Originally published in Pioneer Works' Broadcast, October 2, 2024

Colored masks for printing microchip layers, 2023.
Photo: Florian van Zandwijk
In principio creavit Deus caelum et terram.
For centuries, these words about how God made the heavens and the earth—you probably know them better in English—were accessible only via those who claimed to speak for Him. Painstakingly copied by monks in the most beautiful lettering, the scripture of the Catholic Church spread across Western Europe in Latin, a language not understood or read by the masses in thrall to Rome’s power. It wasn’t until the 1440s, when the Gutenberg press allowed for the spread of translated and mass-printed copies of the bible, that the Vatican’s grasp loosened enough for God’s words to fall into people’s own hands.
The printing press’s advent set off a revolution of mass communication, one that arguably enabled those wanting to demystify Christianity to post and spread their own beliefs. In 1517, the story goes, Maarten Luther nailed his Ninety-Five Theses to a church door in Wittenberg, Germany. Though it remains unclear whether nails or church doors were actually involved, Luther’s ideas were reprinted, translated, and spread throughout Germany and Europe, their publication retroactively heralded as the birth of the Protestant Reformation. Luther’s words diminished the power of the Catholic church, while solidifying the power technology has over us.
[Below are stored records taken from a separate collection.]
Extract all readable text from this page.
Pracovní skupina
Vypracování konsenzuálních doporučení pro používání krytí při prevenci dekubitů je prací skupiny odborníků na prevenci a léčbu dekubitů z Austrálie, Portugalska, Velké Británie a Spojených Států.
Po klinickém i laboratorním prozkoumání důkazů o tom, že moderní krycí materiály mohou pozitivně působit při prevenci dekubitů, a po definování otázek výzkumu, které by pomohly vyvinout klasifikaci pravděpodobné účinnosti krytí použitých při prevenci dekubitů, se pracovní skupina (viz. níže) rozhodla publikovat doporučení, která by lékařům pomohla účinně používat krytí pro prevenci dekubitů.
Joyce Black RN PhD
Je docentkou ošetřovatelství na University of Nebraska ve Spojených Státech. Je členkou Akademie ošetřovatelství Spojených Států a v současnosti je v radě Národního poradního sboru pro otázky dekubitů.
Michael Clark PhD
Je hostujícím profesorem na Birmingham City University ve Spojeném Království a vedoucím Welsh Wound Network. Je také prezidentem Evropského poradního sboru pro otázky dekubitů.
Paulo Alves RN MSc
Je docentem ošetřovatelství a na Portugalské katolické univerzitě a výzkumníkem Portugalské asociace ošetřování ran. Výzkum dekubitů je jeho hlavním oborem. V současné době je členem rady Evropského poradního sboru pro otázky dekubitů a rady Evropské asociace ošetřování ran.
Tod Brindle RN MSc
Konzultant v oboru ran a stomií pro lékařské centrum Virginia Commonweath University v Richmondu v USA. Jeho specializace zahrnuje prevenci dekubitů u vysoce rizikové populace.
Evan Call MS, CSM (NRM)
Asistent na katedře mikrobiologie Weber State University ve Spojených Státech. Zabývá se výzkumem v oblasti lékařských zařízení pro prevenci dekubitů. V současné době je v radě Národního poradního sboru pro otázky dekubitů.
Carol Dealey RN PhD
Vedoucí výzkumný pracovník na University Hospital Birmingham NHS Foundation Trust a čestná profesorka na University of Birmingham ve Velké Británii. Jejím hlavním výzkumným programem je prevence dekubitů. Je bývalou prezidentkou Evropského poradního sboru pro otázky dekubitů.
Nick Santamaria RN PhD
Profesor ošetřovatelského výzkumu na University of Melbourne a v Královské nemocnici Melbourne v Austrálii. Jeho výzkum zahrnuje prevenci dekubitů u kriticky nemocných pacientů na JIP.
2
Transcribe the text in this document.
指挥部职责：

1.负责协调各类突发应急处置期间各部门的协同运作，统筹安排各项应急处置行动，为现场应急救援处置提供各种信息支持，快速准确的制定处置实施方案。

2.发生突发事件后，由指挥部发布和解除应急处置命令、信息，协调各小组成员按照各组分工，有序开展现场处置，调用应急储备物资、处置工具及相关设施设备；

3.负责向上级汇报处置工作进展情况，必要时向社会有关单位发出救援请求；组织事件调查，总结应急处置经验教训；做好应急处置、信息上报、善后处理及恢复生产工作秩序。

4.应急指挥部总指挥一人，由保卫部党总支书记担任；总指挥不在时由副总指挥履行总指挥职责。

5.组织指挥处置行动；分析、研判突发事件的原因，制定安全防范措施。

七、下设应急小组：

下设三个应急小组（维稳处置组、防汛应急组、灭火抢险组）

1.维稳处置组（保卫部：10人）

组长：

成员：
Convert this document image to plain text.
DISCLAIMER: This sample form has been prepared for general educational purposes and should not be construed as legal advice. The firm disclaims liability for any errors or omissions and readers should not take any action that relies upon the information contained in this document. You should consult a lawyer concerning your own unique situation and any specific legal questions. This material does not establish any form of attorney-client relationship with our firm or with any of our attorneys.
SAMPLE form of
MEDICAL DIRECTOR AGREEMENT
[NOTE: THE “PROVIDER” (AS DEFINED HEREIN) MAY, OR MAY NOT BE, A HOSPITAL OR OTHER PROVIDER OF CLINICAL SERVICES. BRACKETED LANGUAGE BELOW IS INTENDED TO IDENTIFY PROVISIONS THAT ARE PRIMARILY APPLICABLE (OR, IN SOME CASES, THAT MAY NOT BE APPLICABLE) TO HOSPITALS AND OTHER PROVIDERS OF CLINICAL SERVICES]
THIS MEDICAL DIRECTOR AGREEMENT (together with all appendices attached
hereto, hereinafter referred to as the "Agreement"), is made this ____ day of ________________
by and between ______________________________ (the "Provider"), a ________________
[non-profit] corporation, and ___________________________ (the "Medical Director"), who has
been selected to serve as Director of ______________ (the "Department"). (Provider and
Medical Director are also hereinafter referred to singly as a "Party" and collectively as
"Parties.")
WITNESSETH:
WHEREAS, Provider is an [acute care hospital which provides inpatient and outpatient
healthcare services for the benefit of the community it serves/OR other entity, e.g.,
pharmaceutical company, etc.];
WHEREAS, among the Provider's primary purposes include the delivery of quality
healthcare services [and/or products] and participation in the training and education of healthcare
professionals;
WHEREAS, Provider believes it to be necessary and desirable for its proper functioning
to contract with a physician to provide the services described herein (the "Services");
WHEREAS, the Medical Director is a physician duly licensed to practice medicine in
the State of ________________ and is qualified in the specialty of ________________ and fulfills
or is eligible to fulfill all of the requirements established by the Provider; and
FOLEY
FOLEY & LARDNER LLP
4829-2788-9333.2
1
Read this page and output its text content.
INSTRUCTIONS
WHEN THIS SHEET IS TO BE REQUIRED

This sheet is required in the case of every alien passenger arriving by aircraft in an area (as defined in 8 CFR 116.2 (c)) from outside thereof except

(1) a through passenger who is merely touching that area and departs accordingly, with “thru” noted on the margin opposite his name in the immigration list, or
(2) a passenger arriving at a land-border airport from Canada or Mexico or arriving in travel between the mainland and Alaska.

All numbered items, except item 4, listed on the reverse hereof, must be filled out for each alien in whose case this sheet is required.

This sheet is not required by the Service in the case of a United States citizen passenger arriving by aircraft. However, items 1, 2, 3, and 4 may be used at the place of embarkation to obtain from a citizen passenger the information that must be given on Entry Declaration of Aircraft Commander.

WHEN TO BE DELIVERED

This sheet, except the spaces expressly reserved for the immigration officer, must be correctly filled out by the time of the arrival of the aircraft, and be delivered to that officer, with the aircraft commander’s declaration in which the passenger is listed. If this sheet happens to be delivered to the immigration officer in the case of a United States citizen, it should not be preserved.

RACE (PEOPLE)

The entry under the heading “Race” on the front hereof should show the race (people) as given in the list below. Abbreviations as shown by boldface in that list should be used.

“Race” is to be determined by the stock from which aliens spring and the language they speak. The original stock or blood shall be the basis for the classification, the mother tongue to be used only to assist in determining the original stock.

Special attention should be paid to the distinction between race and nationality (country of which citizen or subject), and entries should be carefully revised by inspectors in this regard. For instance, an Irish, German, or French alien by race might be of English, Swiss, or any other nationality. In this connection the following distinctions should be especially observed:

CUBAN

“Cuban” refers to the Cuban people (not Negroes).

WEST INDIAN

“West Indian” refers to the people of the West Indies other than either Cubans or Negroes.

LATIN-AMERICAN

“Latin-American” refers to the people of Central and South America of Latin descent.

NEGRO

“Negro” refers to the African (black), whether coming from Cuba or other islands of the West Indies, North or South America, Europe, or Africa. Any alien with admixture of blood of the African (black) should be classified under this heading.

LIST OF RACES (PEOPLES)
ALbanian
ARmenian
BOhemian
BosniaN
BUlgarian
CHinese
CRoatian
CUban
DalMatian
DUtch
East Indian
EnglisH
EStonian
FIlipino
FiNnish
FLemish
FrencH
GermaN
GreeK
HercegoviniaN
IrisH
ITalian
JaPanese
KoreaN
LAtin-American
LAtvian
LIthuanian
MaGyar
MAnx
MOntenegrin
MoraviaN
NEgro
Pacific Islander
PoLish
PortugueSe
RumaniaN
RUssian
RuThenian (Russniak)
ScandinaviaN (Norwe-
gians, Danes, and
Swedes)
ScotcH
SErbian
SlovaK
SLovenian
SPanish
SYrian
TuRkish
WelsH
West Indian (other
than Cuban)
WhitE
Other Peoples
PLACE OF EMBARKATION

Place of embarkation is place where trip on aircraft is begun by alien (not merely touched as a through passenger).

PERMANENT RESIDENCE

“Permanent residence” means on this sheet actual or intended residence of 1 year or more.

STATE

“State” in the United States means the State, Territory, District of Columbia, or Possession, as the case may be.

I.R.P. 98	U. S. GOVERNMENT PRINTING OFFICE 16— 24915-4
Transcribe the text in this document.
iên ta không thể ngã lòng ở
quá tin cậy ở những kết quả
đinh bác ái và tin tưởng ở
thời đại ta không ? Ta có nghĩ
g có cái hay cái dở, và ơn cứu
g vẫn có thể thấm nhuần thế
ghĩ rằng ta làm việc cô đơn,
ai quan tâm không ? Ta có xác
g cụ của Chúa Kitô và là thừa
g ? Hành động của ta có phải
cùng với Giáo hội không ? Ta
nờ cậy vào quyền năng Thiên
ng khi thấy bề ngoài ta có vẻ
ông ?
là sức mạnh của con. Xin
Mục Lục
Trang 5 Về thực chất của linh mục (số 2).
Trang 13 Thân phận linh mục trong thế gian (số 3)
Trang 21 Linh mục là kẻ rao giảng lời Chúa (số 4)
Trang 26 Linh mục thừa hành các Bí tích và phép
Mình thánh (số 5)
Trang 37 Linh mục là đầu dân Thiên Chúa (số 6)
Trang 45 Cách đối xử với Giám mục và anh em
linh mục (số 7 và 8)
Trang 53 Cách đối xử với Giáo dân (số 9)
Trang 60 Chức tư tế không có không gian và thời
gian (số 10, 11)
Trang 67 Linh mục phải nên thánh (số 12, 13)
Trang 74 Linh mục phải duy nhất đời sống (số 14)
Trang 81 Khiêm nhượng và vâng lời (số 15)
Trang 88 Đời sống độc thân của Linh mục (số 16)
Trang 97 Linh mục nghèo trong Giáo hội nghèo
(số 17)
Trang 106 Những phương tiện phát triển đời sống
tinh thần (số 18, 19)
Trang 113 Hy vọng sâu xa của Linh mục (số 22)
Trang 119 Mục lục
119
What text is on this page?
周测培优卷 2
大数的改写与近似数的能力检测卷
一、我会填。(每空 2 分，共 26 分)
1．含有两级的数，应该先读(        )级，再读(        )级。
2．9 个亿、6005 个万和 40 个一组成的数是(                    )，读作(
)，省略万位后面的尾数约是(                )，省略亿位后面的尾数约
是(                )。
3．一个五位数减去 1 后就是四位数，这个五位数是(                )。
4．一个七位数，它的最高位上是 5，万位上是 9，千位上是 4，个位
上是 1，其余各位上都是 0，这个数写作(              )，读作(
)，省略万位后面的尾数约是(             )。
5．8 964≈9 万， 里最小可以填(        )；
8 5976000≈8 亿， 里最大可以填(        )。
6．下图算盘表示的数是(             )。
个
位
The Mariënburg chapel in Nijmegen, the Netherlands, was built at the cusp of this Printing Revolution in 1431. Nearly 500 years later, the Dutch semiconductor company, Philips, opened its first factory a mere stone’s throw away. For six weeks late last year, the chapel housed Pluralities of Scale, an experimental exhibit on the birth of a technology that, half a millennium after the printing press, set off another revolution of mass communication: the microchip.